Well at least we now have something to call it, I have Eale’s disease….



  1. Neil said,

    April 24, 2011 at 9:53 pm

    Hi there,

    My story is very similar to yourself. I have had every blood test under the sun and a chest x-ray but all are clear. The doctor mentioned that I may have eales disease. I am so worried at this prospect as I already have other health problems and I can’t risk losing anything else. the thought of eales disease is making me sucicidal. Can you please let me know how you are getting on with it? I would love to hear from you. Maybe you can ease my mind a little.

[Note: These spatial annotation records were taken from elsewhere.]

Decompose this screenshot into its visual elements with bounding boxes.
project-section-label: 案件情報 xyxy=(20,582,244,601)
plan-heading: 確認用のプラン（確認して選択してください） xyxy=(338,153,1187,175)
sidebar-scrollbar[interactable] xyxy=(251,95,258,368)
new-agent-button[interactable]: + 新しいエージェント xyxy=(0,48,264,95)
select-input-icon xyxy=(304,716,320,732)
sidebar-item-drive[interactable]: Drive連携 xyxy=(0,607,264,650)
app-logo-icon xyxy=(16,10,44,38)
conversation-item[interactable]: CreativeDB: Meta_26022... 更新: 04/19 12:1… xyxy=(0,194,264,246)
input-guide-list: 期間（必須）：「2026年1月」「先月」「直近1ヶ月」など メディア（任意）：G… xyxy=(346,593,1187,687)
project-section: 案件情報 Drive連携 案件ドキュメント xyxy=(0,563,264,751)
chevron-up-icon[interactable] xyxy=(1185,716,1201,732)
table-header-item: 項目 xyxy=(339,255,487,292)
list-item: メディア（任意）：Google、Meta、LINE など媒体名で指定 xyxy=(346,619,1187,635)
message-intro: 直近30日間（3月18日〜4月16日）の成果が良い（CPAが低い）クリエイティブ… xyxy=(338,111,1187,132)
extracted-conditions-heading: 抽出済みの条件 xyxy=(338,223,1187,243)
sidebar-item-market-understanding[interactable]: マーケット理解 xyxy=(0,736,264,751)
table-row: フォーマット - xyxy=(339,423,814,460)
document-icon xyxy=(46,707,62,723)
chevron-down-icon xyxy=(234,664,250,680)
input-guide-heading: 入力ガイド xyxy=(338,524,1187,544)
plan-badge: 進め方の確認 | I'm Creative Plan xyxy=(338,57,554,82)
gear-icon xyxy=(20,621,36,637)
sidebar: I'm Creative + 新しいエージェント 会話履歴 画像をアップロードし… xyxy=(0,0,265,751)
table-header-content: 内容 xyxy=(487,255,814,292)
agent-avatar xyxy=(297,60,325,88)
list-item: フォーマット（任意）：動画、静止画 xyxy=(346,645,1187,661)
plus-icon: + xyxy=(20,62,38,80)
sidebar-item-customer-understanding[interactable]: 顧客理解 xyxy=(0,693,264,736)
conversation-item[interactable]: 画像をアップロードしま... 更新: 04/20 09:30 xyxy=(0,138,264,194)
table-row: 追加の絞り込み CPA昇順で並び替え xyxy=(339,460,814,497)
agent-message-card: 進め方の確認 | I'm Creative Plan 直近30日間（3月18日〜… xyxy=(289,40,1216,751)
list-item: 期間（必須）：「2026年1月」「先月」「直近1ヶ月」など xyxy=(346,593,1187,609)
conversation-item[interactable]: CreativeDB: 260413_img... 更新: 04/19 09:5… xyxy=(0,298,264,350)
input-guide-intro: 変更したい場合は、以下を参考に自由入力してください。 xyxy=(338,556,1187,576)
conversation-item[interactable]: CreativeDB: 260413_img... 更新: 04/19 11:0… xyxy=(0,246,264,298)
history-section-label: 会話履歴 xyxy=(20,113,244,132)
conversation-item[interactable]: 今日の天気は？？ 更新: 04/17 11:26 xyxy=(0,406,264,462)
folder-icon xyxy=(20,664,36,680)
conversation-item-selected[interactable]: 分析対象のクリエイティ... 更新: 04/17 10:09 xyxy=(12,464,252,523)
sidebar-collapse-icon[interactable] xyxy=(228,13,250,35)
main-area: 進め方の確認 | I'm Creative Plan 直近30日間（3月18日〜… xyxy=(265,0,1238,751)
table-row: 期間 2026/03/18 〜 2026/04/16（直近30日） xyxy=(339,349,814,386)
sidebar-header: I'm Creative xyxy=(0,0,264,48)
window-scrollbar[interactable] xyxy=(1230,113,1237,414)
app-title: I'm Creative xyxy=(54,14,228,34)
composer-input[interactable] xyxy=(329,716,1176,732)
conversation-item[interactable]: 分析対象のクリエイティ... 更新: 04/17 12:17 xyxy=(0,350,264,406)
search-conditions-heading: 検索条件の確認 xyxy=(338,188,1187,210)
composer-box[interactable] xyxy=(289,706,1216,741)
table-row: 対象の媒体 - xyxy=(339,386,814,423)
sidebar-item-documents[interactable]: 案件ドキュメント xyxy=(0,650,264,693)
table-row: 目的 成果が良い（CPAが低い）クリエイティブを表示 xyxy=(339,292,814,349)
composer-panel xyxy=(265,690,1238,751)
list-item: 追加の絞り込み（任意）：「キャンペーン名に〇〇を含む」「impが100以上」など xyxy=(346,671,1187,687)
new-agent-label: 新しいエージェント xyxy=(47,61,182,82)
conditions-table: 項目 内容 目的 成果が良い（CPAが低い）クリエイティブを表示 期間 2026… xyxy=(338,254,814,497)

  2. Mary Harrington said,

    December 2, 2011 at 8:19 am

    I am 47 I have had eayles for over a decade as frustrating as the symptoms and treatment can get the good news is they can treat it and I was told it is not systemic. This link is really helping me I hope it will help you also. The way I figure it I have been checked for every disease in the book and have a better check list of what I don’t have then most. Think of the positive hope you feel better soon.

  3. Lynn said,

    February 21, 2012 at 9:05 pm

    My great-nephew has been tested for everything and they are now saying it’s Eales. The doctors have been very rude to my niece–she and her son are terrified, and she just wants to ask some questions. He’s on prednisone right now, and they were scheduled to cauterize the vessels behind his eye today, but they ended up not doing that. What treatments have all of you received? Mary, you say, “the good news is they can treat it.” How good is the prognosis for the future? Are you limited physically (from exercise, picking things up, etc?)

    • erareeve said,

      February 23, 2012 at 3:12 pm

      I had a vitrectomy and the vessels cauterized. I think the Dr’s tend to be rude because many of them do not understand and are frustrated as well, but that is me playing armcahir psychologist. I am not a Dr, just a patient who went through it and was terrified, frustrated and is now living a very normal life. I have no restrictions other than my altered vision. I can do everything I was capable of before and often with a little more vigor as I don’t take my health or vision for granted as much anymore.

  4. Lynn said,

    February 24, 2012 at 9:51 pm

    My prayers are with your continued health. You have given us a ray of hope, that my great-nephew may have a normal life!! We’re still not sure if it’s Eales or Vasculitis. Please pray for us as we go through this trial. 🙂 Thank you for responding!!